Murray enjoyed engaging with the fans. “I go to work with a knife strapped to my leg, which means people will show up and know their lines,” he responded to a question about his acting method. “Don’t mess with me! Try to be as relaxed as you can be, that makes people feel comfortable. I came from Chicago, Second City Theater, where I was taught not to get tense when working, to think about making the other person look good so he won’t have to worry about himself. Then everyone relaxes.”

He revealed that he attended the last Grateful Dead concert in Chicago, hanging out with Jenny Lewis and Woody Harrelson.  On the Coppola movie he worked with many musicians, including Lewis, Buster Poindexter, Dave Johansson, Rashida Jones, Phoenix and Miley Cyrus. “I can say officially, Miley Cyrus is good!” he said. “I was not particularly convinced, she is really fucking good! She can really sing! I thought she was a knucklehead crazy girl you could go on road trip with who maybe didn’t have ID. She floored everybody, Paul Shaffer and George Clooney. I don’t want to hear anymore badmouthing of Miley Cyrus. She’s a pro.”

To the question of going after the role of Han Solo in a prequel, he said: “It’s a high moment for me. I am working out now in hopes of getting new things, a lot of swimming and pilates. I work hard at it.”

“What’s your favorite role?” asked a girl wearing a “Ghostbusters” shirt.

“Well, once upon time I did save the city of New York. When I had the coolest damn car to drive around Manhattan.”

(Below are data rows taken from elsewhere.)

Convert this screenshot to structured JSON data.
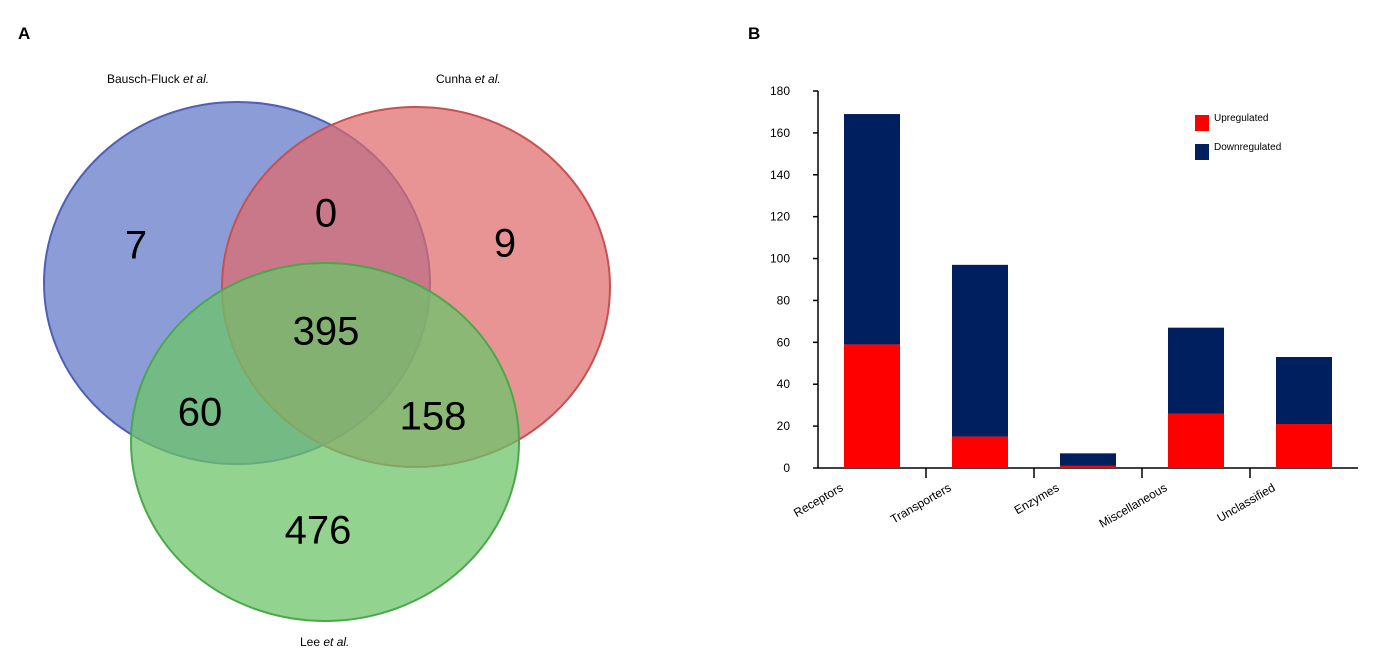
{
  "panels": {
    "a": "A",
    "b": "B"
  },
  "venn": {
    "sets": [
      {
        "name": "Bausch-Fluck",
        "suffix": "et al.",
        "color": "#6f83cc"
      },
      {
        "name": "Cunha",
        "suffix": "et al.",
        "color": "#df6b6b"
      },
      {
        "name": "Lee",
        "suffix": "et al.",
        "color": "#6cc46a"
      }
    ],
    "regions": {
      "only_bausch": "7",
      "bausch_cunha": "0",
      "only_cunha": "9",
      "all_three": "395",
      "bausch_lee": "60",
      "cunha_lee": "158",
      "only_lee": "476"
    }
  },
  "chart_data": {
    "type": "bar",
    "stacked": true,
    "categories": [
      "Receptors",
      "Transporters",
      "Enzymes",
      "Miscellaneous",
      "Unclassified"
    ],
    "series": [
      {
        "name": "Upregulated",
        "color": "#ff0000",
        "values": [
          59,
          15,
          1,
          26,
          21
        ]
      },
      {
        "name": "Downregulated",
        "color": "#001f5f",
        "values": [
          110,
          82,
          6,
          41,
          32
        ]
      }
    ],
    "ylim": [
      0,
      180
    ],
    "yticks": [
      "0",
      "20",
      "40",
      "60",
      "80",
      "100",
      "120",
      "140",
      "160",
      "180"
    ],
    "legend": "top-right",
    "grid": false
  }
}
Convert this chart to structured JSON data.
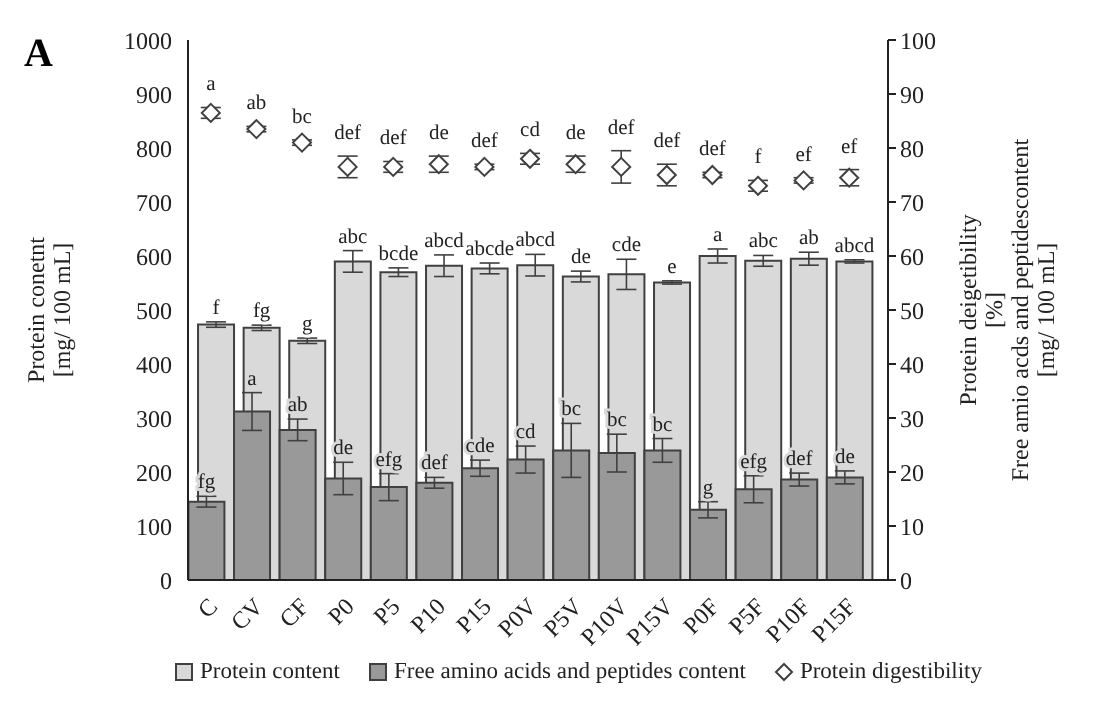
{
  "chart_data": {
    "type": "bar",
    "annotations": [
      "A"
    ],
    "ylabel": "Protein conetnt\n[mg/ 100 mL]",
    "y2label": "Protein deigetibility\n[%]\nFree amio acds and peptidescontent\n[mg/ 100 mL]",
    "categories": [
      "C",
      "CV",
      "CF",
      "P0",
      "P5",
      "P10",
      "P15",
      "P0V",
      "P5V",
      "P10V",
      "P15V",
      "P0F",
      "P5F",
      "P10F",
      "P15F"
    ],
    "ylim": [
      0,
      1000
    ],
    "yticks": [
      0,
      100,
      200,
      300,
      400,
      500,
      600,
      700,
      800,
      900,
      1000
    ],
    "y2lim": [
      0,
      100
    ],
    "y2ticks": [
      0,
      10,
      20,
      30,
      40,
      50,
      60,
      70,
      80,
      90,
      100
    ],
    "legend": "bottom",
    "series": [
      {
        "name": "Protein content",
        "color": "#d9d9d9",
        "values": [
          473,
          467,
          443,
          590,
          570,
          582,
          577,
          583,
          562,
          566,
          551,
          600,
          591,
          595,
          590
        ],
        "errors": [
          5,
          5,
          5,
          20,
          8,
          20,
          10,
          20,
          10,
          28,
          3,
          13,
          10,
          12,
          3
        ],
        "value_labels": [
          "f",
          "fg",
          "g",
          "abc",
          "bcde",
          "abcd",
          "abcde",
          "abcd",
          "de",
          "cde",
          "e",
          "a",
          "abc",
          "ab",
          "abcd"
        ]
      },
      {
        "name": "Free amino acids and peptides content",
        "color": "#999999",
        "values": [
          145,
          312,
          278,
          188,
          172,
          180,
          207,
          223,
          240,
          235,
          240,
          130,
          168,
          186,
          190
        ],
        "errors": [
          10,
          35,
          20,
          30,
          25,
          10,
          15,
          25,
          50,
          35,
          22,
          15,
          25,
          12,
          12
        ],
        "value_labels": [
          "fg",
          "a",
          "ab",
          "de",
          "efg",
          "def",
          "cde",
          "cd",
          "bc",
          "bc",
          "bc",
          "g",
          "efg",
          "def",
          "de"
        ]
      },
      {
        "name": "Protein digestibility",
        "type": "scatter",
        "axis": "y2",
        "marker": "diamond",
        "color": "#ffffff",
        "values": [
          86.5,
          83.5,
          81,
          76.5,
          76.5,
          77,
          76.5,
          78,
          77,
          76.5,
          75,
          75,
          73,
          74,
          74.5
        ],
        "errors": [
          1,
          0.5,
          0.5,
          2,
          1,
          1.5,
          0.5,
          1,
          1.5,
          3,
          2,
          0.5,
          1,
          0.5,
          1.5
        ],
        "value_labels": [
          "a",
          "ab",
          "bc",
          "def",
          "def",
          "de",
          "def",
          "cd",
          "de",
          "def",
          "def",
          "def",
          "f",
          "ef",
          "ef"
        ]
      }
    ]
  }
}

At the end Murray sent his love back to Hall H, admitting he didn’t know if he would fit in at Comic-Con: “I have a taser with me. I didn’t know what to expect. I honestly didn’t know what my place was before I came. I’d seen TV coverage of what’s happening, but I must say it feels wonderful to be in this room. I have a lot of dress-up outfits at home I would surprise you with. I feel comfortable in this room. I don’t know if it’s passion, but I like when people get excited about something. There are a lot of people who don’t get excited about much at all.”